Find a polynomial f(x) of degree 5 such that 2 properties hold.

I have been trying to find a polynomial $f(x)$ such that these $2$ properties hold:

  1. $f(x)-1$ is divisible by $(x-1)^3$

  2. $f(x)$ is divisible by $x^3$

To start, I set $f(x) =ax^5 + bx^4 + cx^3 + dx^2 + ex + f$. This is divisible by $x^3$, so $d, e, f $ must be $0$. So polynomial $f(x) = ax^5 + bx^4 + cx^3$

This minus $1$ is divisible by $(x-1)^3$. So I used synthetic division and got that the remainder of $ax^5 + bx^4 + cx^3$ divided by $(x-1)$ is $a+b+c-1$. But it should divide out evenly, so $a+b+c-1 = 0$.

From here, I can't find any other equations involving the three variables. Could someone have any suggestions for how to continue?

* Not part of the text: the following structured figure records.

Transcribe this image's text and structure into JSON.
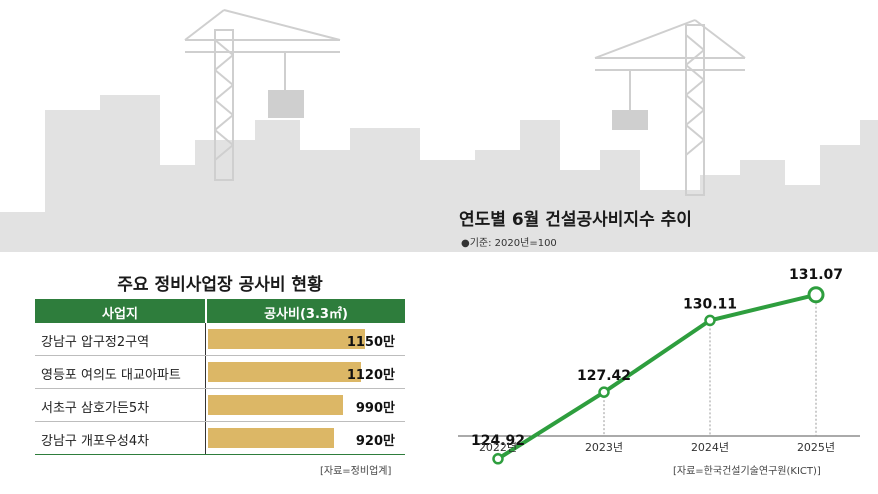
{
  "table": {
    "title": "주요 정비사업장 공사비 현황",
    "header_site": "사업지",
    "header_cost": "공사비(3.3㎡)",
    "rows": [
      {
        "site": "강남구 압구정2구역",
        "value_label": "1150만",
        "value": 1150
      },
      {
        "site": "영등포 여의도 대교아파트",
        "value_label": "1120만",
        "value": 1120
      },
      {
        "site": "서초구 삼호가든5차",
        "value_label": "990만",
        "value": 990
      },
      {
        "site": "강남구 개포우성4차",
        "value_label": "920만",
        "value": 920
      }
    ],
    "source": "[자료=정비업계]"
  },
  "chart_data": {
    "type": "line",
    "title": "연도별 6월 건설공사비지수 추이",
    "note": "●기준: 2020년=100",
    "categories": [
      "2022년",
      "2023년",
      "2024년",
      "2025년"
    ],
    "values": [
      124.92,
      127.42,
      130.11,
      131.07
    ],
    "value_labels": [
      "124.92",
      "127.42",
      "130.11",
      "131.07"
    ],
    "ylim": [
      123,
      132
    ],
    "source": "[자료=한국건설기술연구원(KICT)]",
    "line_color": "#2e9e3e"
  },
  "colors": {
    "header_green": "#2e7d3c",
    "bar_gold": "#dcb766",
    "silhouette": "#e1e1e1"
  }
}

Thanks in advance. :)


Solution 1:

Because $f$ is divisible by $x^3$, we must have $f(x)=r_3x^3+r_4x^4+r_5x^5$. The second condition gives, comparing coefficients of powers of $x$, that $$ f(x)=6x^5 - 15x^4 + 10x^3. $$

Edit: Comparing coefficients gives me the linear equations $r_4 + 3r_5 - 3=0, r_3 - 3r_5 + 8$ and $r_5=6$.

Solution 2:

When a repeated factor $(x-a)^3$ is present in polynomial $P(x)$, then $P(a) = P'(a) = P''(a) = 0$

So set $f(1) - 1 = 0, f'(1) = 0, f''(1) = 0$

$f(x) - 1 = ax^5 + bx^4 + cx^3 - 1$

$f'(x) = 5ax^4 + 4bx^3 + 3cx^2$

$f''(x) = 20ax^3 + 12bx^2 + 6cx$

Hence your three equations are:

$a + b + c - 1 = 0 $

$5a + 4b + 3c = 0$

$20a + 12b + 6c = 0$

and you should be able to solve them to get $(a,b,c) = (6,-15, 10)$ so $f(x) = 6x^5 - 15x^4 + 10x^3$ = $x^3(6x^2-15x + 10)$.